Como já devem desconfiar, eu respondi “sim”. Sirenes. Não só tinha dado uma resposta diferente, mas neste teste sem respostas erradas eu tinha claramente dado a resposta errada. O Sr. Prior ficou com um ar muito sério, um olhar de preocupação.

“Precisamos de conversar sobre isto. Stephen, porque é que esperas que ela mude?”. Via-se na cara da minha noiva que ela queria fazer uma pergunta semelhante, embora me pareça que ela a teria posto noutros termos.

Respondi com outra pergunta: “Se o objectivo do casamento é ajudar-nos a crescer em santidade, para que cada um ajude o outro a chegar ao Céu, então de que serve o sacramento se nos deixa iguais ao que somos agora?”

O prior suspirou, teceu um sorriso irónico, e comentou: “Não é isso que eles querem dizer com a pergunta”.

Não pude deixar de ripostar: “Pois devia ser.
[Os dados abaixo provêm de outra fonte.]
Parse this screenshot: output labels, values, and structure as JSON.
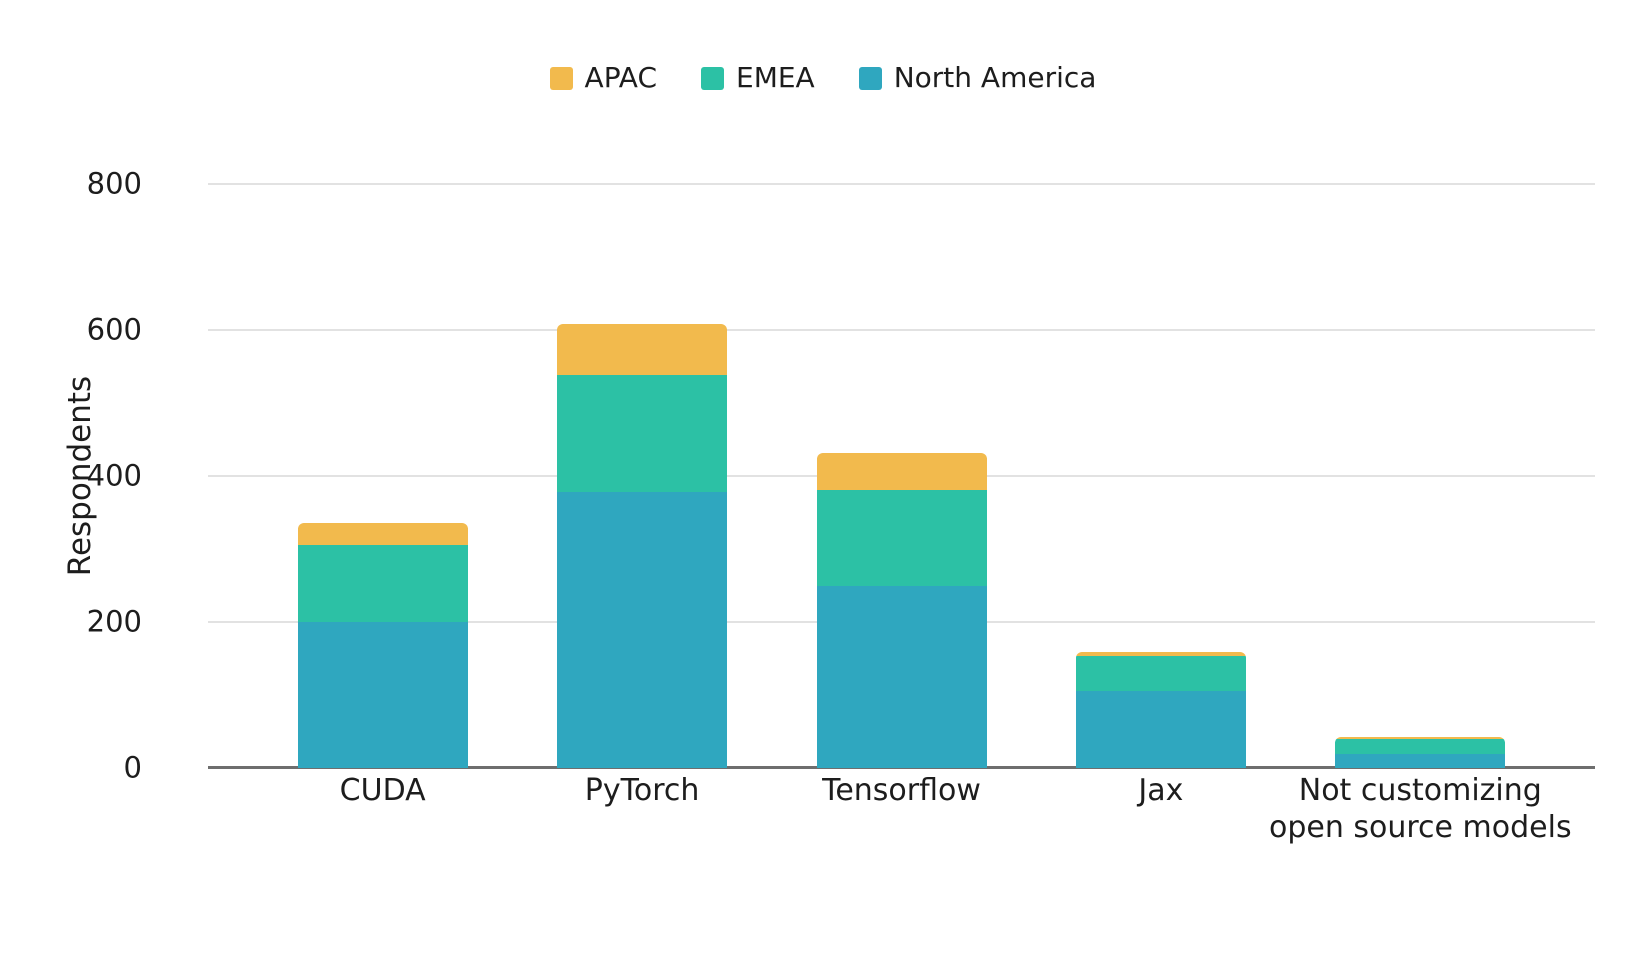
{
  "chart_data": {
    "type": "bar",
    "stacked": true,
    "ylabel": "Respondents",
    "ylim": [
      0,
      800
    ],
    "yticks": [
      0,
      200,
      400,
      600,
      800
    ],
    "grid": true,
    "legend_position": "top",
    "categories": [
      "CUDA",
      "PyTorch",
      "Tensorflow",
      "Jax",
      "Not customizing open source models"
    ],
    "category_display_lines": [
      [
        "CUDA"
      ],
      [
        "PyTorch"
      ],
      [
        "Tensorflow"
      ],
      [
        "Jax"
      ],
      [
        "Not customizing",
        "open source models"
      ]
    ],
    "series": [
      {
        "name": "North America",
        "color": "#2FA7BF",
        "values": [
          200,
          378,
          250,
          105,
          19
        ]
      },
      {
        "name": "EMEA",
        "color": "#2CC1A5",
        "values": [
          105,
          160,
          131,
          48,
          21
        ]
      },
      {
        "name": "APAC",
        "color": "#F2BA4D",
        "values": [
          30,
          70,
          50,
          6,
          3
        ]
      }
    ],
    "stack_totals": [
      335,
      608,
      431,
      159,
      43
    ],
    "legend_items": [
      {
        "label": "APAC",
        "color": "#F2BA4D"
      },
      {
        "label": "EMEA",
        "color": "#2CC1A5"
      },
      {
        "label": "North America",
        "color": "#2FA7BF"
      }
    ]
  },
  "colors": {
    "background": "#ffffff",
    "gridline": "#e2e2e2",
    "axis_line": "#6e6e6e",
    "text": "#1d1d1d"
  }
}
E seja como for, é isso que eu quero dizer com a minha resposta”.

Agora foi a vez de ela, a minha bela noiva, suspirar. Ela não estava sob qualquer ilusão, sabia muito bem que se ia casar com um espertalhão. Graças a Deus para mim, e como já vimos, ela tinha todas as expectativas de que eu seria assim para sempre. E ainda assim avançou.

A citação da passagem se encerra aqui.